The Segment Anything Model (SAM) is a widely used vision foundation model with diverse applications, including image segmentation, detection, and tracking. Given SAM's wide applications, understanding its robustness against adversarial attacks is crucial for real-world deployment. However, research on SAM's robustness is still in its early stages. Existing attacks often overlook the role of prompts in evaluating SAM's robustness, and there has been insufficient exploration of defense methods to balance the robustness and accuracy. To address these gaps, this paper proposes an adversarial robustness framework designed to evaluate and enhance the robustness of SAM. Specifically, we introduce a cross-prompt attack method to enhance the attack transferability across different prompt types. Besides attacking, we propose a few-parameter adaptation strategy to defend SAM against various adversarial attacks. To balance robustness and accuracy, we use the singular value decomposition (SVD) to constrain the space of trainable parameters, where only singular values are adaptable. Experiments demonstrate that our cross-prompt attack method outperforms previous approaches in terms of attack success rate on both SAM and SAM 2. By adapting only 512 parameters, we achieve at least a 15\% improvement in mean intersection over union (mIoU) against various adversarial attacks. Compared to previous defense methods, our approach enhances the robustness of SAM while maximally maintaining its original performance.

Paper Structure

This paper contains 23 sections, 10 equations, 6 figures, 5 tables.

Figures (6)

  • Figure 1: A comparison of the adversarial robustness of the original SAM and the proposed Robust SAM. When implementing attacks, the original SAM predicts a segmentation mask with severely compromised precision (i.e. 0.26 mIoU with the ground truth), whereas our Robust SAM maximally preserves the quality of the segmentation mask (i.e. 0.98 mIoU with the ground truth) via modified noise distribution.
  • Figure 2: The overall framework of our proposed adversarial attack and defense pipelines. (a) illustrates one iteration of the cross-prompt adversarial attack. Original examples are perturbed by a noise generator, and these perturbed examples are then input into SAM, disrupting key features for both box and point prompts. The effectiveness and progression of the attack are demonstrated over multiple iterations. (b) depicts the adversarial defense process. Within the SAM model, the parameters of the convolutional layer (Conv) are decomposed via the singular value decomposition (SVD). Only the matrix $\mathbf{P}$ in the new parameter space is updated, while other parameters in the model remain frozen. After the parameter adaptation, the fine-tuned SAM is validated using adversarial examples to evaluate its robustness.
  • Figure 3: Demonstrations of output differences for point and box prompts. It illustrates the negative impact on SAM's output when the feature map of each individual channel is set to zero (i.e., $f_i(\mathbf{X}) = 0$).
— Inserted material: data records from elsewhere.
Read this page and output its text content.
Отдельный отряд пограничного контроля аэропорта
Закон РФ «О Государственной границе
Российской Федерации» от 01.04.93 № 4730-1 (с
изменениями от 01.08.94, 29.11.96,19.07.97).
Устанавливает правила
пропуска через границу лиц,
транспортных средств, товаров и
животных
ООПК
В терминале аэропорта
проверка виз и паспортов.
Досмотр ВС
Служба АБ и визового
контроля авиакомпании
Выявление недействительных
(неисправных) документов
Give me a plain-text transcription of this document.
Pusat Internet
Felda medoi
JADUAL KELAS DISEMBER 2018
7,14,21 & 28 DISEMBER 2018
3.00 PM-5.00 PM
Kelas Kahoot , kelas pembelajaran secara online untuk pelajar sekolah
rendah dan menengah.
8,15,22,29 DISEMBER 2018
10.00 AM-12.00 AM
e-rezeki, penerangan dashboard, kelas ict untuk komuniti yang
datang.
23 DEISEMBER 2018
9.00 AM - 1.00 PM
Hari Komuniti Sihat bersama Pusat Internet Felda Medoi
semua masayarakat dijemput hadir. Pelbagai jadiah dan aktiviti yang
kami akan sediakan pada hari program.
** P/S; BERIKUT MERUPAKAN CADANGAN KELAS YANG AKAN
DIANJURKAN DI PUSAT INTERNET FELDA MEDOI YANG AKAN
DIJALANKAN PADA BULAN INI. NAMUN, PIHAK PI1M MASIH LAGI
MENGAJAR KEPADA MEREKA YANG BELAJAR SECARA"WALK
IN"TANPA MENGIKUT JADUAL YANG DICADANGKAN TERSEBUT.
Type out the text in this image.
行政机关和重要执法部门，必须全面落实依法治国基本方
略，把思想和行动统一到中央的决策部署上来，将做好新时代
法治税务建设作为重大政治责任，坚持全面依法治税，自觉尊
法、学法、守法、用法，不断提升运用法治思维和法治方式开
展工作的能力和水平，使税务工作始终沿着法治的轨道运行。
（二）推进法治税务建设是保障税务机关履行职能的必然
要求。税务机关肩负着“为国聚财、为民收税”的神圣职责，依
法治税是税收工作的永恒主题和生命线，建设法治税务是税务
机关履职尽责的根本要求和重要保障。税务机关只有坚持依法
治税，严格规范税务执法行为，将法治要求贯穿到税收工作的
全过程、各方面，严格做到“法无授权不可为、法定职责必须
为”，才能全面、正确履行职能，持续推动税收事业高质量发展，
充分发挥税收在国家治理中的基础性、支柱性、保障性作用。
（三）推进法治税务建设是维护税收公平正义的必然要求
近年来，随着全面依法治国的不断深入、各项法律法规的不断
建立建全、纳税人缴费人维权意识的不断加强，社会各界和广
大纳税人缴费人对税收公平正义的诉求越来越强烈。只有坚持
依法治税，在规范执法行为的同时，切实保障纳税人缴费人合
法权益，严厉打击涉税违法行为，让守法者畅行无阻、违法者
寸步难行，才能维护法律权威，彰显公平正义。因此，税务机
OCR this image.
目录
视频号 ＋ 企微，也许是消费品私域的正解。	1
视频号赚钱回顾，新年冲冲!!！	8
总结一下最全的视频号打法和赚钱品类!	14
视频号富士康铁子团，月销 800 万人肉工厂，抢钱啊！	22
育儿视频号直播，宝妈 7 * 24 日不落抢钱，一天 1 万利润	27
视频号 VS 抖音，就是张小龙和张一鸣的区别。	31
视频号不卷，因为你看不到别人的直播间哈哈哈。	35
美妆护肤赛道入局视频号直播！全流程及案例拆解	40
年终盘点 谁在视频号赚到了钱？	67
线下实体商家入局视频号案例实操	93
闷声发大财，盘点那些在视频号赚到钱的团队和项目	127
Red boxes highlight the key features that have the greatest impact on mIoU for the point and box prompts.
  • Figure 4: Effects of attack and defense on the intermediate features in SAM. Top to bottom: feature maps of (a) a clean image, (b) an image corrupted by adversarial noise, and (c) an image corrupted by adversarial noise but defended by our proposed defense method.
  • Figure 5: Illustrations of various adversarial attacks against SAM by employing both point and box prompts. An attack is considered successful if it removes more than 50% of the ground truth masks for either point or box prompts. (a) illustrates that the point prompt attacks effectively compromise the ground truth masks under point prompts but are ineffective when encountering box prompts. (b) depicts the box prompt attacks that successfully disrupt the ground truth masks with point prompts but fail to attack under point prompts. (c) showcases that our cross-prompt attack successfully degrades the performance for both point and box prompts simultaneously.